The Company accounts for income taxes under the provisions of ASC topic 740, Income Taxes ("ASC 740"). ASC 740 requires an asset and liability based approach in accounting for income taxes. Deferred income tax assets, including net operating loss ("NOL") and certain tax credit carryovers and liabilities are recorded based on the differences between the financial statement and tax bases of assets and liabilities, applying enacted statutory tax rates in effect for the year in which the tax differences are expected to reverse. Valuation allowances are provided against deferred tax assets which are not likely to be realized. On a regular basis, management evaluates the recoverability of deferred tax assets and the need for a valuation allowance. Deferred tax assets and liabilities are adjusted for the effects of changes in tax laws and rates on the date of enactment. See Note 4 for further discussion of the Company's income taxes.

New Accounting Standards Adopted

Effective January 1, 2012, the Company adopted ASU 2011-04, Fair Value Measurement (Topic 820): Amendments to Achieve Common Fair Value Measurement and Disclosure Requirements in U.S. GAAP and IFRS. The amendments in this update generally represent clarifications of ASC 820, but also include some instances where a particular principle or requirement for measuring fair value or disclosing information about fair value measurements has changed. This update results in common principles and requirements for measuring fair value and for disclosing information about fair value measurements in accordance with U.S. GAAP and the International Financial Reporting Standards ("IFRS"). The amendments in this update are applied prospectively. Adoption of this ASU did not have a material impact to the Company's Consolidated Financial Statements.
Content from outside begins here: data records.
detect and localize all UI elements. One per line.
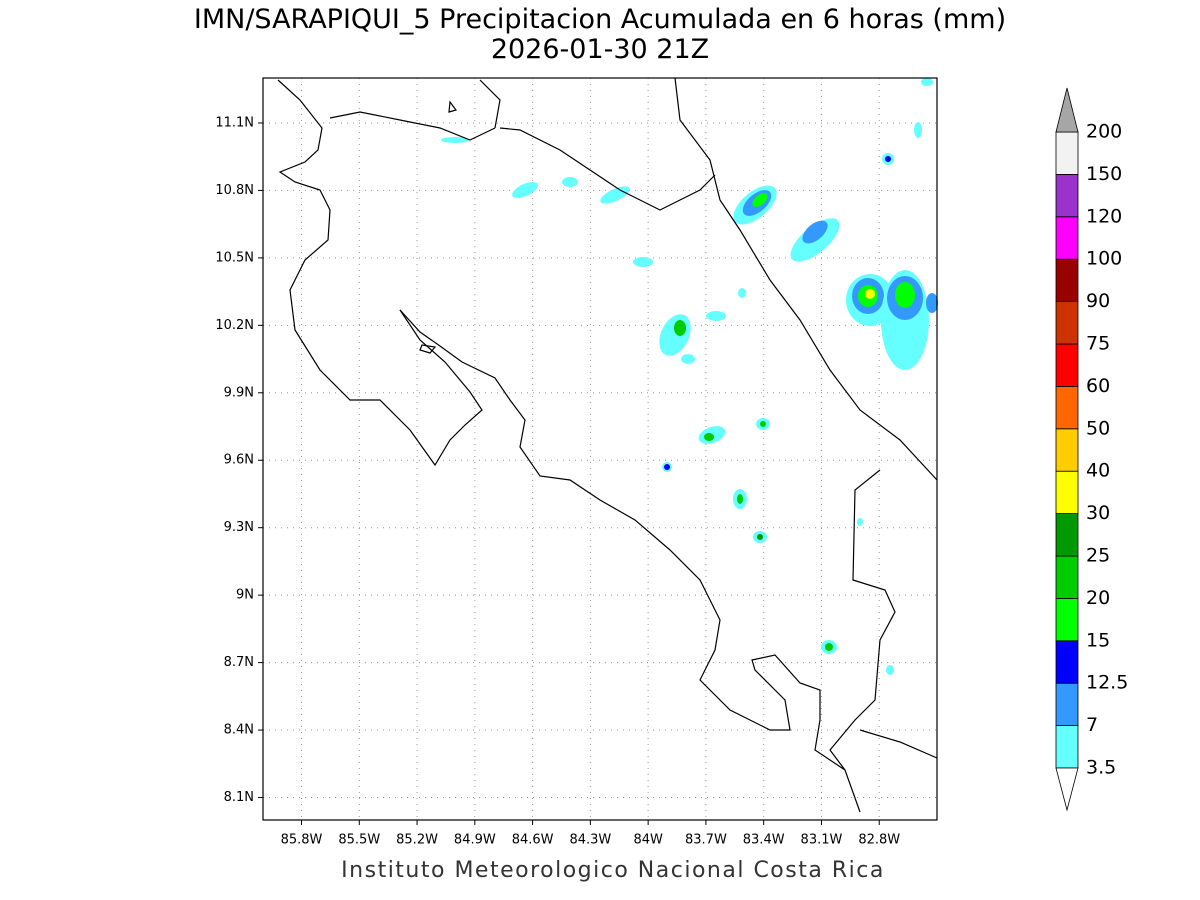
x-tick-label: 83.7W xyxy=(685,833,727,848)
y-tick-label: 9.9N xyxy=(224,385,254,400)
subtitle: 2026-01-30 21Z xyxy=(491,34,709,65)
colorbar-box xyxy=(1055,725,1079,769)
colorbar-label: 100 xyxy=(1086,248,1122,270)
colorbar-label: 3.5 xyxy=(1086,757,1116,779)
colorbar-box xyxy=(1055,682,1079,727)
colorbar-over xyxy=(1055,87,1079,133)
y-tick-label: 11.1N xyxy=(215,115,254,130)
colorbar-box xyxy=(1055,131,1079,175)
colorbar-box xyxy=(1055,343,1079,387)
colorbar-label: 90 xyxy=(1086,290,1110,312)
y-tick-label: 9.6N xyxy=(224,453,254,468)
colorbar-label: 15 xyxy=(1086,629,1110,651)
colorbar-box xyxy=(1055,640,1079,684)
y-tick-label: 8.1N xyxy=(224,790,254,805)
precip-field xyxy=(441,78,938,675)
colorbar-label: 7 xyxy=(1086,714,1098,736)
colorbar-label: 25 xyxy=(1086,545,1110,567)
colorbar: 3.5 7 12.5 15 20 25 30 40 50 60 75 90 100 120 150 200 xyxy=(1055,87,1128,812)
colorbar-label: 120 xyxy=(1086,205,1122,227)
colorbar-box xyxy=(1055,385,1079,430)
x-tick-label: 85.2W xyxy=(396,833,438,848)
footer: Instituto Meteorologico Nacional Costa R… xyxy=(341,858,885,883)
x-tick-label: 85.5W xyxy=(338,833,380,848)
title: IMN/SARAPIQUI_5 Precipitacion Acumulada … xyxy=(194,4,1006,35)
grid xyxy=(263,78,937,820)
colorbar-label: 30 xyxy=(1086,502,1110,524)
colorbar-label: 60 xyxy=(1086,375,1110,397)
x-tick-label: 83.1W xyxy=(801,833,843,848)
colorbar-box xyxy=(1055,173,1079,218)
colorbar-label: 12.5 xyxy=(1086,672,1128,694)
y-tick-label: 10.5N xyxy=(215,250,254,265)
x-tick-label: 84.6W xyxy=(512,833,554,848)
y-tick-label: 8.7N xyxy=(224,655,254,670)
x-tick-label: 82.8W xyxy=(858,833,900,848)
x-tick-label: 84W xyxy=(633,833,663,848)
colorbar-box xyxy=(1055,258,1079,303)
y-tick-label: 10.2N xyxy=(215,318,254,333)
y-tick-label: 8.4N xyxy=(224,723,254,738)
y-tick-label: 9.3N xyxy=(224,520,254,535)
y-tick-label: 10.8N xyxy=(215,183,254,198)
x-tick-label: 84.3W xyxy=(569,833,611,848)
colorbar-box xyxy=(1055,216,1079,260)
colorbar-box xyxy=(1055,470,1079,515)
colorbar-label: 50 xyxy=(1086,417,1110,439)
colorbar-box xyxy=(1055,513,1079,557)
colorbar-label: 40 xyxy=(1086,460,1110,482)
coastlines xyxy=(277,77,938,813)
colorbar-under xyxy=(1055,767,1079,812)
colorbar-label: 150 xyxy=(1086,163,1122,185)
colorbar-box xyxy=(1055,598,1079,642)
x-tick-label: 83.4W xyxy=(743,833,785,848)
colorbar-label: 20 xyxy=(1086,587,1110,609)
colorbar-label: 200 xyxy=(1086,121,1122,143)
colorbar-box xyxy=(1055,301,1079,345)
colorbar-box xyxy=(1055,555,1079,599)
x-tick-label: 84.9W xyxy=(454,833,496,848)
colorbar-label: 75 xyxy=(1086,333,1110,355)
map-frame xyxy=(262,77,938,821)
colorbar-box xyxy=(1055,428,1079,472)
x-tick-label: 85.8W xyxy=(281,833,323,848)
y-tick-label: 9N xyxy=(236,588,254,603)
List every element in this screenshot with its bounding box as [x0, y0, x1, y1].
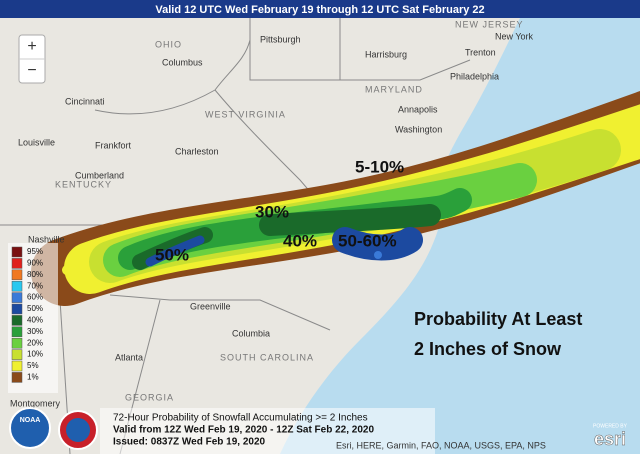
- legend-swatch: [11, 292, 23, 303]
- city-label: Harrisburg: [365, 49, 407, 59]
- legend-label: 90%: [27, 259, 43, 268]
- state-label: SOUTH CAROLINA: [220, 352, 314, 362]
- zoom-in[interactable]: +: [27, 38, 36, 55]
- contour-label: 50%: [155, 245, 189, 264]
- legend-label: 10%: [27, 350, 43, 359]
- legend-label: 20%: [27, 338, 43, 347]
- city-label: Montgomery: [10, 398, 61, 408]
- zoom-control[interactable]: + −: [18, 34, 46, 84]
- legend-swatch: [11, 280, 23, 292]
- overlay-title: 2 Inches of Snow: [414, 339, 562, 359]
- city-label: Cincinnati: [65, 96, 105, 106]
- noaa-text: NOAA: [20, 417, 41, 424]
- legend-swatch: [11, 372, 23, 383]
- city-label: Frankfort: [95, 140, 132, 150]
- legend-swatch: [11, 258, 23, 269]
- city-label: Greenville: [190, 301, 231, 311]
- legend-label: 5%: [27, 361, 39, 370]
- state-label: MARYLAND: [365, 84, 423, 94]
- legend-swatch: [11, 269, 23, 281]
- legend-label: 70%: [27, 281, 43, 290]
- city-label: Washington: [395, 124, 442, 134]
- legend-swatch: [11, 360, 23, 372]
- legend-label: 40%: [27, 316, 43, 325]
- nws-logo-inner: [66, 418, 90, 442]
- noaa-logo: [9, 407, 51, 449]
- contour-label: 5-10%: [355, 157, 404, 176]
- attribution: Esri, HERE, Garmin, FAO, NOAA, USGS, EPA…: [336, 440, 546, 450]
- state-label: GEORGIA: [125, 392, 174, 402]
- zoom-out[interactable]: −: [27, 62, 36, 79]
- state-label: NEW JERSEY: [455, 19, 524, 29]
- legend-label: 95%: [27, 247, 43, 256]
- legend: 95% 90% 80% 70% 60% 50% 40% 30% 20% 10% 5% 1%: [11, 246, 43, 383]
- overlay-title: Probability At Least: [414, 309, 582, 329]
- city-label: Columbia: [232, 328, 270, 338]
- legend-label: 60%: [27, 293, 43, 302]
- city-label: Cumberland: [75, 170, 124, 180]
- state-label: OHIO: [155, 39, 182, 49]
- legend-swatch: [11, 349, 23, 360]
- contour-label: 40%: [283, 231, 317, 250]
- contour-label: 30%: [255, 202, 289, 221]
- legend-swatch: [11, 246, 23, 258]
- city-label: Charleston: [175, 146, 219, 156]
- header-text: Valid 12 UTC Wed February 19 through 12 …: [155, 4, 484, 16]
- legend-label: 30%: [27, 327, 43, 336]
- caption: 72-Hour Probability of Snowfall Accumula…: [113, 413, 368, 424]
- city-label: Nashville: [28, 234, 65, 244]
- legend-swatch: [11, 337, 23, 349]
- legend-label: 80%: [27, 270, 43, 279]
- city-label: Trenton: [465, 47, 496, 57]
- city-label: Philadelphia: [450, 71, 499, 81]
- esri-powered: POWERED BY: [593, 423, 628, 429]
- caption-box: [100, 408, 435, 454]
- legend-swatch: [11, 326, 23, 338]
- contour-label: 50-60%: [338, 231, 397, 250]
- legend-swatch: [11, 315, 23, 326]
- legend-label: 50%: [27, 304, 43, 313]
- city-label: Pittsburgh: [260, 34, 301, 44]
- city-label: New York: [495, 31, 534, 41]
- city-label: Columbus: [162, 57, 203, 67]
- header-bar: [0, 0, 640, 18]
- city-label: Annapolis: [398, 104, 438, 114]
- snow-bands: [31, 91, 640, 306]
- state-label: WEST VIRGINIA: [205, 109, 286, 119]
- legend-label: 1%: [27, 373, 39, 382]
- city-label: Atlanta: [115, 352, 143, 362]
- city-label: Louisville: [18, 137, 55, 147]
- esri-logo: esri: [594, 429, 626, 449]
- caption: Valid from 12Z Wed Feb 19, 2020 - 12Z Sa…: [113, 425, 374, 436]
- legend-swatch: [11, 303, 23, 315]
- place-labels: Pittsburgh Harrisburg New York Trenton P…: [10, 19, 534, 408]
- caption: Issued: 0837Z Wed Feb 19, 2020: [113, 437, 266, 448]
- state-label: KENTUCKY: [55, 179, 112, 189]
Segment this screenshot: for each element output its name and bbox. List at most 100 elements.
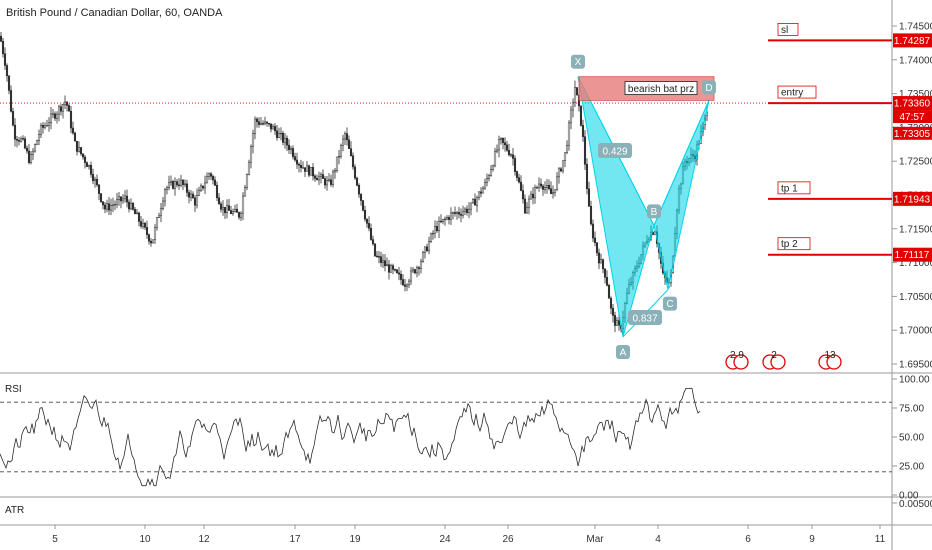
candle-body: [323, 178, 327, 186]
pattern-point-d[interactable]: [702, 80, 716, 95]
candle-body: [81, 153, 85, 158]
candle-body: [185, 183, 189, 193]
price-tag: [893, 191, 932, 206]
candle-body: [235, 208, 239, 213]
candle-body: [219, 203, 223, 210]
candle-body: [247, 161, 251, 175]
candle-body: [183, 183, 187, 185]
candle-body: [407, 280, 411, 286]
candle-body: [137, 212, 141, 222]
candle-body: [573, 87, 577, 103]
pattern-point-c[interactable]: [663, 296, 677, 311]
countdown-value: 47:57: [899, 112, 924, 123]
ratio-label-box: [598, 143, 632, 158]
time-axis[interactable]: 5 10 12 17 19 24 26 Mar 4 6 9 11: [52, 525, 886, 545]
candle-body: [153, 227, 157, 241]
candle-body: [347, 139, 351, 149]
candle-body: [257, 121, 261, 125]
time-tick-label: 12: [198, 534, 210, 545]
candle-body: [225, 205, 229, 214]
pattern-point-b[interactable]: [647, 204, 661, 219]
atr-label: ATR: [5, 505, 24, 516]
price-tick-label: 1.73500: [899, 89, 932, 100]
candle-body: [357, 185, 361, 195]
candle-body: [417, 267, 421, 269]
price-levels[interactable]: sl entry tp 1 tp 2: [768, 22, 892, 256]
candle-body: [615, 320, 619, 326]
pattern-point-label: X: [575, 57, 582, 68]
candle-body: [367, 223, 371, 229]
candle-body: [581, 125, 585, 137]
candle-body: [65, 101, 69, 106]
candle-body: [519, 181, 523, 191]
candle-body: [207, 173, 211, 177]
event-marker[interactable]: 13: [818, 350, 842, 370]
candle-body: [517, 177, 521, 183]
candle-body: [223, 207, 227, 214]
event-markers[interactable]: 2 9 2 13: [725, 350, 842, 370]
candle-body: [411, 269, 415, 272]
pattern-point-a[interactable]: [616, 344, 630, 359]
candle-body: [269, 123, 273, 130]
event-marker[interactable]: 2 9: [725, 350, 749, 370]
candle-body: [119, 196, 123, 202]
candle-body: [591, 223, 595, 239]
candle-body: [289, 148, 293, 150]
candle-body: [609, 298, 613, 309]
candle-body: [135, 212, 139, 215]
candle-body: [365, 218, 369, 224]
level-label-box: [777, 237, 811, 251]
level-label-entry: entry: [781, 88, 803, 99]
candle-body: [539, 183, 543, 187]
candle-body: [45, 125, 49, 127]
candle-body: [613, 315, 617, 326]
candle-body: [177, 184, 181, 187]
candle-body: [281, 132, 285, 143]
candle-body: [413, 269, 417, 274]
candle-body: [147, 234, 151, 242]
price-tag-value: 1.71943: [894, 194, 931, 205]
candle-body: [471, 199, 475, 204]
candle-body: [337, 155, 341, 158]
candle-body: [487, 175, 491, 179]
harmonic-pattern[interactable]: bearish bat prz 0.429 0.837 X A B C D: [571, 54, 716, 359]
candle-body: [537, 183, 541, 188]
time-tick-label: 4: [655, 534, 661, 545]
event-marker[interactable]: 2: [762, 350, 786, 370]
rsi-label: RSI: [5, 384, 22, 395]
candle-body: [421, 252, 425, 262]
candle-body: [51, 113, 55, 115]
candle-body: [75, 140, 79, 152]
candle-body: [545, 184, 549, 188]
price-tick-label: 1.71000: [899, 258, 932, 269]
candle-body: [173, 181, 177, 189]
rsi-line: [0, 387, 701, 487]
event-flag-icon: [770, 354, 786, 370]
candle-body: [213, 179, 217, 186]
candle-body: [605, 277, 609, 286]
chart-title: British Pound / Canadian Dollar, 60, OAN…: [6, 7, 223, 19]
atr-panel: ATR 0.00500: [5, 499, 932, 516]
pattern-point-x[interactable]: [571, 54, 585, 69]
candle-body: [387, 264, 391, 273]
candle-body: [527, 198, 531, 208]
candle-body: [489, 169, 493, 176]
price-tick-label: 1.74500: [899, 22, 932, 33]
candle-body: [435, 226, 439, 232]
candle-body: [275, 130, 279, 138]
price-tick-label: 1.70500: [899, 292, 932, 303]
candle-body: [47, 122, 51, 126]
candle-body: [209, 173, 213, 177]
candle-body: [27, 150, 31, 163]
pattern-point-label: B: [651, 207, 658, 218]
candle-body: [451, 212, 455, 214]
level-label-box: [777, 181, 811, 195]
candle-body: [0, 35, 3, 42]
candle-body: [111, 204, 115, 206]
candle-body: [607, 285, 611, 299]
candle-body: [343, 133, 347, 140]
candle-body: [67, 105, 71, 112]
candle-body: [203, 182, 207, 189]
candle-body: [73, 132, 77, 142]
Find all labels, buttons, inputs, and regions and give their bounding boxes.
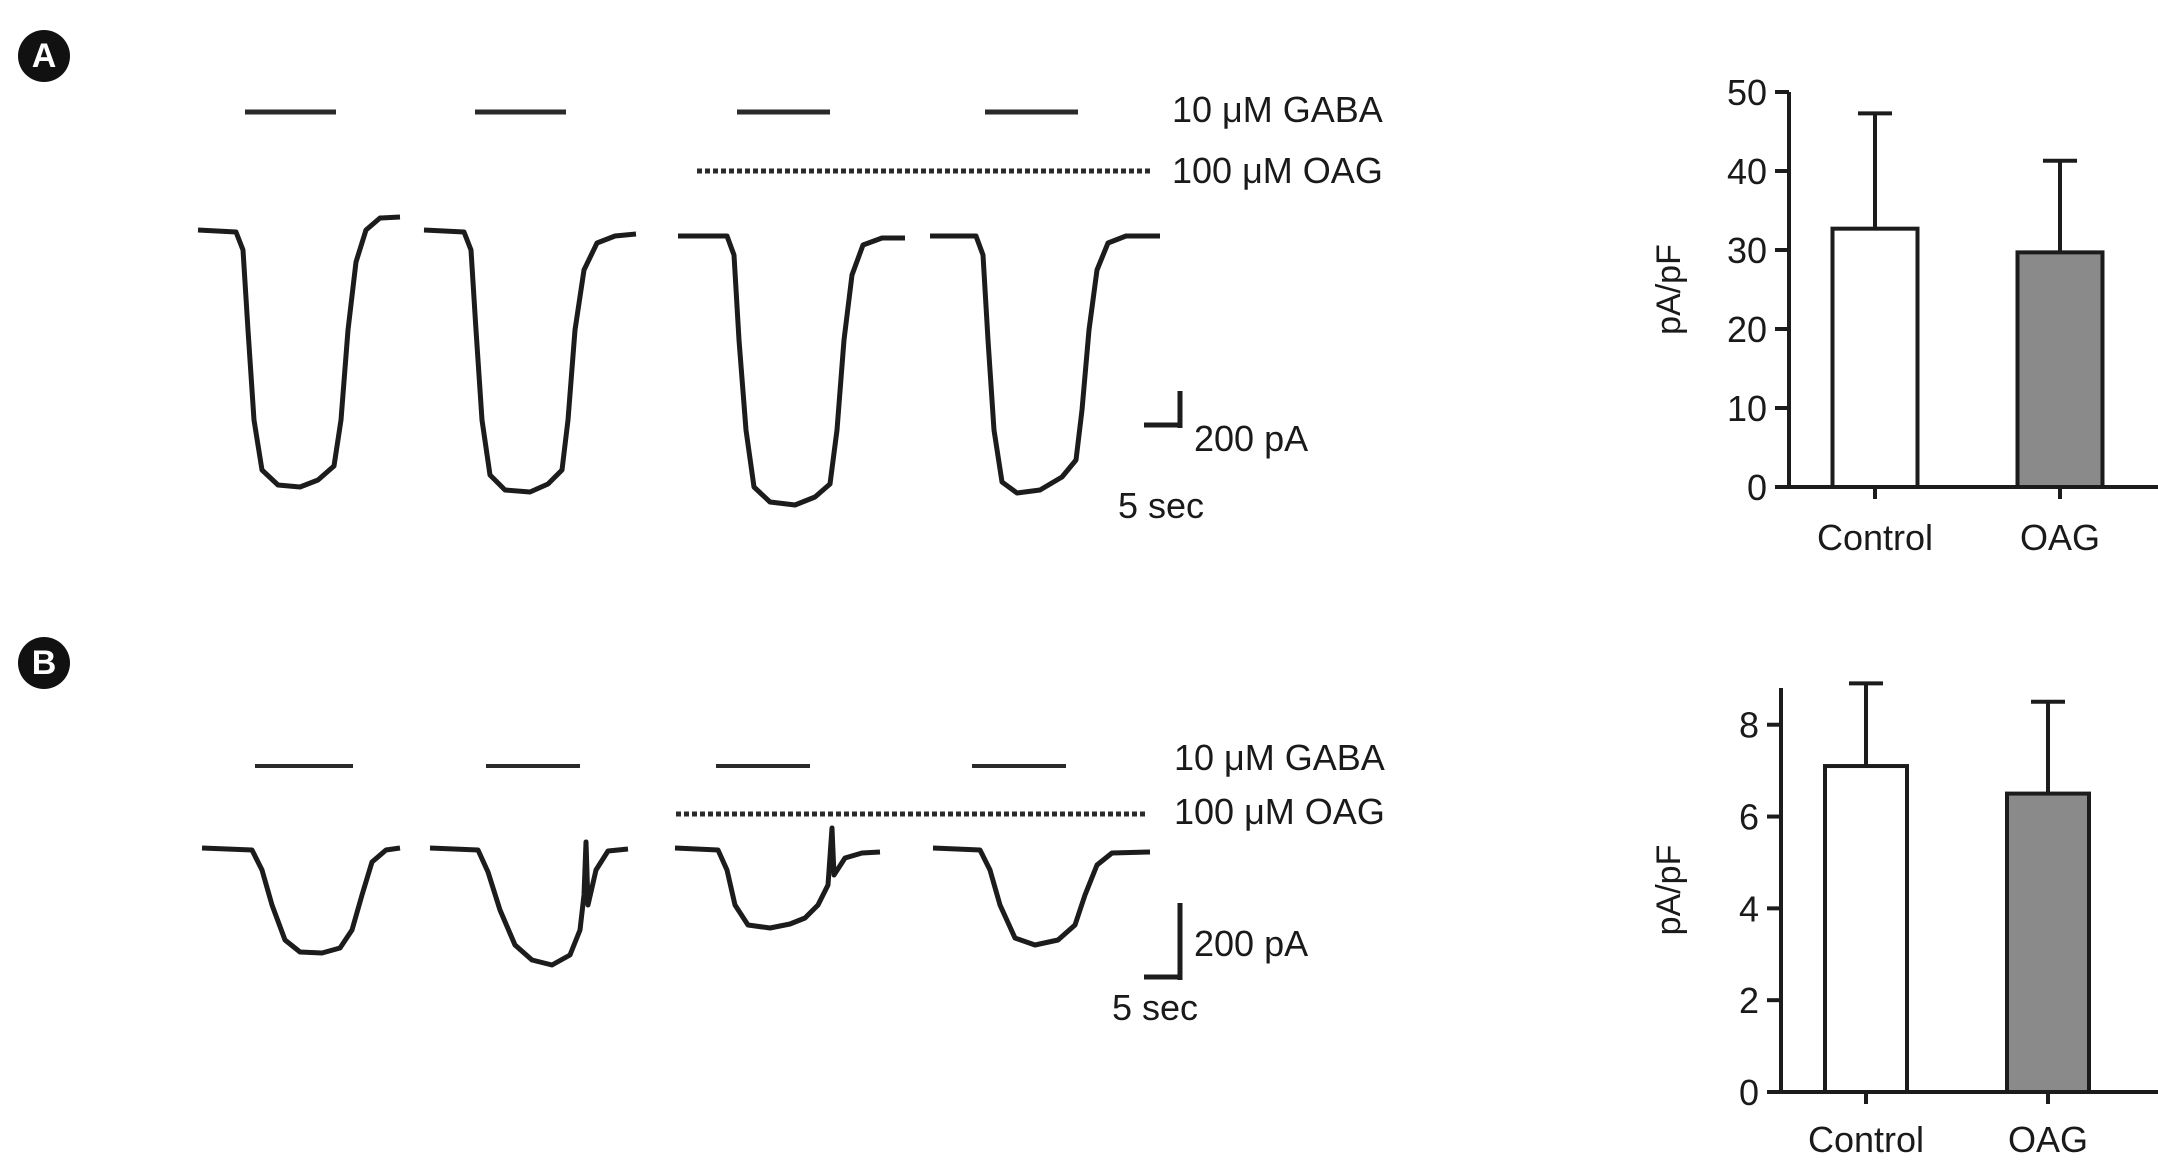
panel-b-traces: 10 μM GABA 100 μM OAG 200 pA 5 sec xyxy=(201,737,1385,1028)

Effective January 1, 2012, the Company adopted ASU 2011-05, Comprehensive Income (Topic 220): Presentation of Comprehensive Income ("ASU 2011-05"). ASU 2011-05 eliminates the option to report other comprehensive income and its components in the statement of stockholders equity and requires the presentation of comprehensive income in either (1) a continuous statement of comprehensive income or (2) two separate but consecutive statements. This update was applied retrospectively. The adoption of ASU 2011-05 did not have a material effect on the Company's consolidated financial statements, but required a change in the presentation of the Company's comprehensive income from the notes of the Consolidated Financial Statements to present two separate but consecutive statements.

Effective January 1, 2012, the Company adopted ASU 2011-12, Comprehensive Income (Topic 220): Deferral of the Effective Date for Amendments to the Presentation of Reclassifications of Items Out of Accumulated Other Comprehensive Income in Accounting Standards Update No. 2011-05 ("ASU 2011-12"). ASU 2011-12 defers the changes in ASU 2011-05 that relate to the presentation of reclassification adjustments to other comprehensive income. These amendments are being delayed to allow the FASB time to redeliberate whether to present the effects of reclassifications out of accumulated other comprehensive income on the components of net income and other comprehensive income on the face of the financial statements for all periods presented. While the FASB is considering the operational concerns about the presentation requirements for reclassification adjustments and the needs of financial statement users for additional information about reclassification adjustments, the Company is required to continue reporting reclassifications out of accumulated other comprehensive income consistent with the presentation requirements in effect before ASU 2011-05.